Is nearly 70 percent of olive oil fake?
That’s the question being posed in a dubious report that is currently being heavily shared on Facebook and Twitter.
The original report was posted on Eat Local Grown, and it has more than 500,000 shares and “likes” on Facebook. “Independent tests at the University of California found that 69% of all store-bought extra virgin olive oils in the US are probably fake,” it claims.
However, the problem is, the report doesn’t link back to any report from the University of California--just a landing page.
Hoax-debunking site Snopes.com found a report from the University of California, Davis’ Olive Center from a few years ago, which said: “While there are many excellent imported and domestic extra virgin olive oils available in California, our findings indicate that the quality level of the largest imported brand names is inconsistent at best, and that most of the top selling olive oils we examined regularly failed to meet international standards for extra virgin olive oil.”
“‘Extra virgin’ is the top grade of olive oil according to standards established by the International Olive Council (IOC) and the United States Department of Agriculture (USDA). In addition to establishing chemistry standards for extra virgin olive oil, the IOC and USDA have established a sensory standard — the oil must have zero defects and greater than zero fruitiness,” the Snopes article reads.

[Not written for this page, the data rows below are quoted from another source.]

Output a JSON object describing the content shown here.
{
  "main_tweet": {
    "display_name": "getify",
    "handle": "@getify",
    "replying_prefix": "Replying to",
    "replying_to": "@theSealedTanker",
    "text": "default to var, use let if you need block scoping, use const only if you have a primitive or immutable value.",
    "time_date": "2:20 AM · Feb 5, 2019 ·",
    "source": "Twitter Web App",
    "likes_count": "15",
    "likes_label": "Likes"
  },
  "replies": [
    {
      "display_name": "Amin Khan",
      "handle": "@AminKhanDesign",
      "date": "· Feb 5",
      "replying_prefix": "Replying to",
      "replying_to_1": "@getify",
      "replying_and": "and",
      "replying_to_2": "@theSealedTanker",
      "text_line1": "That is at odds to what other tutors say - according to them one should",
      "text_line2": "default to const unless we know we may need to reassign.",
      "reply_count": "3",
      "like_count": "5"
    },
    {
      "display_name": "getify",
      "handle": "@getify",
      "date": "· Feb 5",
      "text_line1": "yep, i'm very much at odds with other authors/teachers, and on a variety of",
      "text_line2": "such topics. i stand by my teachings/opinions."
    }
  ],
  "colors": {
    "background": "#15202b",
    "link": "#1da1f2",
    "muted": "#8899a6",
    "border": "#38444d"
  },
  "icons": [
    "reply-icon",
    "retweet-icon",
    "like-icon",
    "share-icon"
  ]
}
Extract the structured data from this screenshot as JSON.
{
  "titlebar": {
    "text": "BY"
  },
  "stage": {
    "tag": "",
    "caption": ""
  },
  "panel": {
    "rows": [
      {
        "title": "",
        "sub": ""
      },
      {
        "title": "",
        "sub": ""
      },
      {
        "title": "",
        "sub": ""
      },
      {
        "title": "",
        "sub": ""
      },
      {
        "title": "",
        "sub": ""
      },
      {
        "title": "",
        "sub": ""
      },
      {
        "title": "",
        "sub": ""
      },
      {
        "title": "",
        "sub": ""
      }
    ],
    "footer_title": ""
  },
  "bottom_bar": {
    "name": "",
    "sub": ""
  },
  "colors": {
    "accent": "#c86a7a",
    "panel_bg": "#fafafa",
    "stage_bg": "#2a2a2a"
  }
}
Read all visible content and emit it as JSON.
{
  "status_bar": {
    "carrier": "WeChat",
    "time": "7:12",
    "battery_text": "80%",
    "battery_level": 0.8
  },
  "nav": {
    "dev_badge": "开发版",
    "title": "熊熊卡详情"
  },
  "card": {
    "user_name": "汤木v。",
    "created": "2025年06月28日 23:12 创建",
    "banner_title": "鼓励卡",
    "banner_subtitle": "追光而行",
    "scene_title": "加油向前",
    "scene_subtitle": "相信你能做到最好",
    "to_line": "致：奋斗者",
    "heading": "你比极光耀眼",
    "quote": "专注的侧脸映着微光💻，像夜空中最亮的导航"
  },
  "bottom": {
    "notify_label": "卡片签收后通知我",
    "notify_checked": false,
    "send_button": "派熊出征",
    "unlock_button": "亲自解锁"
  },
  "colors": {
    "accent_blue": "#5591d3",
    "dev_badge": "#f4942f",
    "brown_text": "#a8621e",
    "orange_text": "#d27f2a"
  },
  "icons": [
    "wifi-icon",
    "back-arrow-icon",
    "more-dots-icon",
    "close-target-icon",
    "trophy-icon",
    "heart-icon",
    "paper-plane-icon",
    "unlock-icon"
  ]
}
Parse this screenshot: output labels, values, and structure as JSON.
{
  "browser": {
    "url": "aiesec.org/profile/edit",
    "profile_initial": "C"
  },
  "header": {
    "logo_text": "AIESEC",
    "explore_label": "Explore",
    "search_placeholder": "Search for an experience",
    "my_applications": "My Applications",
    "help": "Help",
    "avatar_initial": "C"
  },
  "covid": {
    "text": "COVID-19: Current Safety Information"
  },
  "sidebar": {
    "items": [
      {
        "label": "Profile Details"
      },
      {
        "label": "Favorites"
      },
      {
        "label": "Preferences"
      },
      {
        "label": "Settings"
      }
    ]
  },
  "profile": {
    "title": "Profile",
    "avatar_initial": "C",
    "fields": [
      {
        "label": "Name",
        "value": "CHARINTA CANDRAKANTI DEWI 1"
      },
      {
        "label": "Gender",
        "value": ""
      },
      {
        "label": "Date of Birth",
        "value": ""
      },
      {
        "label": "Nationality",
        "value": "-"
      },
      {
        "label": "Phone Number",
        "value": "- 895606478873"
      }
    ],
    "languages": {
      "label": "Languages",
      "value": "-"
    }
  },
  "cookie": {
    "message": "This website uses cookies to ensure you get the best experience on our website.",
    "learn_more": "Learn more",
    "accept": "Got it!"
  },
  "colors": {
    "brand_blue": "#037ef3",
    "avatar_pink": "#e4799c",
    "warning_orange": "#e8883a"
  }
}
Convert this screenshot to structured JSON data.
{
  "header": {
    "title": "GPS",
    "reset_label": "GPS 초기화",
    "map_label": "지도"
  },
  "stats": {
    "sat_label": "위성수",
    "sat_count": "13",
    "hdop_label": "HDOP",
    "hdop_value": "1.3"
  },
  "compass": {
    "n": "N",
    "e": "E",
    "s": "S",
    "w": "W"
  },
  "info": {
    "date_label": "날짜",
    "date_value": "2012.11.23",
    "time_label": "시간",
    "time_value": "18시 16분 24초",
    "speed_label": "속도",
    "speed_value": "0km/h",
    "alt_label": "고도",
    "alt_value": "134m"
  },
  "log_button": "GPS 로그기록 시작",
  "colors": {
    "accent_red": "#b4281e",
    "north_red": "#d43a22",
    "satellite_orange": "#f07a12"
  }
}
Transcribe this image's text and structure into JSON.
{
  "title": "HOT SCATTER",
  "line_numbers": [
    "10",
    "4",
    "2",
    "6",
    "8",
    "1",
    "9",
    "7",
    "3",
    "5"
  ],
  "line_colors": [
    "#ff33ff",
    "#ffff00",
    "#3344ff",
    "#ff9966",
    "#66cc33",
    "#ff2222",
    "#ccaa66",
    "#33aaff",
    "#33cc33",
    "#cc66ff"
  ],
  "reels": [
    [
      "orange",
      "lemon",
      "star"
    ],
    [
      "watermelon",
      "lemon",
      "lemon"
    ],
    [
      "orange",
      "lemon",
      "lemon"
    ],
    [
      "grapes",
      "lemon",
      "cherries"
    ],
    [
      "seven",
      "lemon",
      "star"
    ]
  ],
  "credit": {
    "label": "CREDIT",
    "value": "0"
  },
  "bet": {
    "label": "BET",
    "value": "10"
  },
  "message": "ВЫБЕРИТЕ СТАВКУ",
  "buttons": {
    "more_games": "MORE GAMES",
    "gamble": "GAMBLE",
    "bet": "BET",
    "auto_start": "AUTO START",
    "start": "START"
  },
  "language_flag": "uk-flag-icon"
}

It later states that 69 percent of olive oils labeled as extra virgin “failed the IOC sensory standard — in other words, these oils were defective and failed to meet the international standard for extra virgin olive oil. In the months since the release of the study, similar quality problems have been found in Andalusia, the world’s most productive olive oil region, by Spanish authorities.”
So, in short, the Eat Local Grown article is just a very misleading report.